After a few minutes of settling, I went into a lengthy period that was brand new: no movement at all, either physical or mental. Virtually no thoughts. No words came to mind, even when I tried to create one, such as “love”. Probably for the first hour and three-quarters, all was still. My body slumped to the left and sometimes I brought it back to vertical, but there was no thinking. Just this big space inside me. And a supreme sense that whatever was happening was perfectly fine.
One random thought showed up: I should curl my lips upwards in a tiny smile, to beam loving energy to human beings. But no smile came and instead there was some global sense that the love was right here right now with no intentional thinking or movement. This awareness was all-encompassing, unspoken and undeniable. It didn’t seem to be a discrete thought.
Okay, I feel myself moving into censoring mode. “You’re not making any sense. People will think you’re crazy.” But whatever is going on right now as I type, it doesn’t feel “rational”. Something else is here. And I don’t care what it is. I’m just glad to be along for the ride.
One thing I’ve never done is write about a recent meditation experience, then begin another period of meditating, and then write about that too. So … off I go to my bedroom and my meditation chair. Will I be thirty minutes or three hours? I don’t know. Either way, I’ll talk to you soon.
Ha! I lasted 26 minutes. I fell asleep three times and a brightening consciousness kept saving me from toppling to the floor. Not exactly an experience of “nothing”! I started analyzing why today’s meditation was so different and came up with zero other than my recent overzealous caffeine consumption and the fact that I haven’t had any coffee today.

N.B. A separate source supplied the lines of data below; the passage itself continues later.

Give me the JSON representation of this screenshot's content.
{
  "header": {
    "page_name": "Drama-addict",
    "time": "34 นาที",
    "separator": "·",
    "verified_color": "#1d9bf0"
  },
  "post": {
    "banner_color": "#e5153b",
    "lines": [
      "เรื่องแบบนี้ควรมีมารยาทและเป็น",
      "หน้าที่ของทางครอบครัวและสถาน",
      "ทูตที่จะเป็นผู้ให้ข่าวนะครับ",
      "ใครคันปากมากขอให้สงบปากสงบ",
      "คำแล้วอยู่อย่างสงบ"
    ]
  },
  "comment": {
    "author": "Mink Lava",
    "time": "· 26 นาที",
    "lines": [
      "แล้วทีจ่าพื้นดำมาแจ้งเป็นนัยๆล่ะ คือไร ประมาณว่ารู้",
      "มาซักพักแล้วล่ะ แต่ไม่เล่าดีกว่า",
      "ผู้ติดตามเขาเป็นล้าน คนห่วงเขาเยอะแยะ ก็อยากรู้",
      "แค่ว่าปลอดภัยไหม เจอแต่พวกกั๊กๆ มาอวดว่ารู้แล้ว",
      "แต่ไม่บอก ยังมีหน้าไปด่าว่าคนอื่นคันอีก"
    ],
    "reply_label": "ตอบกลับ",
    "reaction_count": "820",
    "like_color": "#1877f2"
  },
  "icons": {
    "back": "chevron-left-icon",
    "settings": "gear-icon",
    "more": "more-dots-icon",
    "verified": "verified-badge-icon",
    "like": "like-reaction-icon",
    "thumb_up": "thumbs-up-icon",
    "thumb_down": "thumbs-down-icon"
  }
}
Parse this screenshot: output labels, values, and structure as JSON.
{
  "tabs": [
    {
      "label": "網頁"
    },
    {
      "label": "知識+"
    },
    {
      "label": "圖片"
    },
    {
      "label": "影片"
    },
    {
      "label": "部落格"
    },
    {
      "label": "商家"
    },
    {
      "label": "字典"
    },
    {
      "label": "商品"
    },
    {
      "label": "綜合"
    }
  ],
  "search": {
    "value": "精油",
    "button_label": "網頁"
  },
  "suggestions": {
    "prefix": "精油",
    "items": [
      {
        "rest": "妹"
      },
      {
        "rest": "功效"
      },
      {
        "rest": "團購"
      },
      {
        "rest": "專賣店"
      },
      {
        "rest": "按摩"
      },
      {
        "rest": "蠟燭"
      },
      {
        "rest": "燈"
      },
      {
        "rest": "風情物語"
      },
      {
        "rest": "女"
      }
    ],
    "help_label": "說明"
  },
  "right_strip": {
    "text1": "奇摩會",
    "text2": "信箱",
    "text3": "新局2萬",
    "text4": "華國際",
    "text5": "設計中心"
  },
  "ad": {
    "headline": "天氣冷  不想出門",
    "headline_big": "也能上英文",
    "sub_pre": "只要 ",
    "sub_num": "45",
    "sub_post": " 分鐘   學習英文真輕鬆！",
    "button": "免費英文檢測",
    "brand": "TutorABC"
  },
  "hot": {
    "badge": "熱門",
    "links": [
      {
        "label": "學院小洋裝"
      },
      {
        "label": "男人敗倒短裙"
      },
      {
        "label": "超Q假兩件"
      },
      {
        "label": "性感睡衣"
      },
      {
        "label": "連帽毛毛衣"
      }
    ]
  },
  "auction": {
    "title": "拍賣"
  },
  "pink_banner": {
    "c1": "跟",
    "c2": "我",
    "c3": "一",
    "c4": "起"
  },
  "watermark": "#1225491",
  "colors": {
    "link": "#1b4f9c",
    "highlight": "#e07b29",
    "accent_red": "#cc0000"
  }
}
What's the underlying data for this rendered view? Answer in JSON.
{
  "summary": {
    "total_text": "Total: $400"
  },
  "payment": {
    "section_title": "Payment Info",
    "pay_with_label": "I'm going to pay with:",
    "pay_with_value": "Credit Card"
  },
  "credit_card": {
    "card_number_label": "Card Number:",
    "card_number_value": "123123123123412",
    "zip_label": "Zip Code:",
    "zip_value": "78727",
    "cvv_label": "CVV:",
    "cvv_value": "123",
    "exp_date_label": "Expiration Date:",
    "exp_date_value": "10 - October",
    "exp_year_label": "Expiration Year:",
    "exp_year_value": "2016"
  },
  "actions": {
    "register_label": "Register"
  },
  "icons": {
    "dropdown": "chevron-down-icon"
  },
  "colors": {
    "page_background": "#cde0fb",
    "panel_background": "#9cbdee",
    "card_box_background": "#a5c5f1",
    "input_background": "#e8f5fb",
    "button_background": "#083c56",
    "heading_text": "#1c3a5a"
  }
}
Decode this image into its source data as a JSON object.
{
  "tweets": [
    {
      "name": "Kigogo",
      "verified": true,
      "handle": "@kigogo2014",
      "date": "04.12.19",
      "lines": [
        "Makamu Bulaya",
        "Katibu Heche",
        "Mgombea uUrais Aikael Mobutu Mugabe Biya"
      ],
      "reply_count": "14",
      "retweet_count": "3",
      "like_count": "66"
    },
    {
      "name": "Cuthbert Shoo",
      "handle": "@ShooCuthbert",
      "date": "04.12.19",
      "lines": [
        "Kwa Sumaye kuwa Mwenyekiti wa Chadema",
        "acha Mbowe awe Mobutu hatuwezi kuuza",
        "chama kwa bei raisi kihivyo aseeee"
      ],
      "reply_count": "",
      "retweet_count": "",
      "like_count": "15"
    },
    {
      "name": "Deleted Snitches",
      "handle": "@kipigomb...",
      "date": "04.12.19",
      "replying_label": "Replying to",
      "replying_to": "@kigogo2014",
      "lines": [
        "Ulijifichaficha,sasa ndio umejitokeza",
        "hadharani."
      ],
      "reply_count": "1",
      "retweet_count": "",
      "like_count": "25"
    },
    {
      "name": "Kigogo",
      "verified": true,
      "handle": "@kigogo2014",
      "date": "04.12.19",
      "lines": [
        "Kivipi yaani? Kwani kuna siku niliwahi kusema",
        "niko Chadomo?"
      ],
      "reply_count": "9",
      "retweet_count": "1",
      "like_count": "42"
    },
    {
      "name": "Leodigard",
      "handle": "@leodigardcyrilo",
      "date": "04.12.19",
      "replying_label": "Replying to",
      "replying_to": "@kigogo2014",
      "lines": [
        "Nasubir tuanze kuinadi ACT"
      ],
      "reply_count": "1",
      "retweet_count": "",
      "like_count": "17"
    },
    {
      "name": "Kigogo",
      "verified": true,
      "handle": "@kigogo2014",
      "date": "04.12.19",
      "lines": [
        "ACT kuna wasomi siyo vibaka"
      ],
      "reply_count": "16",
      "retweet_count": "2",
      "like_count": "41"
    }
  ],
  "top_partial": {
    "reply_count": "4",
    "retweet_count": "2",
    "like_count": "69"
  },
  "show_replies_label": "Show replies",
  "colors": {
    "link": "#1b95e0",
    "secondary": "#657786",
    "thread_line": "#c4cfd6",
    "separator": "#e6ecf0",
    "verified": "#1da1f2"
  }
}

I decided to go to bed. “Too tired for meditation.” An hour later, after lots of coziness but no sleeping, I’m up again. And how strange – I’m very happy. The word “symphony” is flooding me, that my life is made up of so many different experiences and they blend to create a perfectly fine whole. Did I want to repeat yesterday’s nothingness? Yesiree. Am I devastated that this didn’t happen? Nosiree.
What now? I think I’ll read my book. And maybe return to my meditation chair a bit later.
To be continued.
I’ve just come out of another period of meditation – 70 minutes this time. And the nothingness returned … unbidden, unforced. I just watched. After awhile, partial images came. At the end, I looked back at the hour and the picture of a blob showed up. The blob was nothingness and occasionally a something would poke its head up, covered in blob goo, and then recede. The appearances had no staying power. They would partially form and then dissipate, gently fall apart.
First there was a fragment of a moment. It was at night. I was stepping off the sidewalk to cross the street. A car with headlights on was heading towards me from the right. Then … Poof! Gone. Next was a series of faces, barely formed and unrecognizable. Each in turn faded away, to be replaced by another silhouette which also dropped from sight almost immediately. Just the blob again. Then a thought would start, but couldn’t resist the gravity of the blob and would sink down again. Also a word or two, I think.
For the last few minutes, it was just the nothingness again. And then, without thought, it seemed to be time to go. I opened my eyes.
Well, isn’t this a wonder? I’m soft and quiet and open to whatever’s next. I hope nothing comes back. It may or may not. I’m all right with either.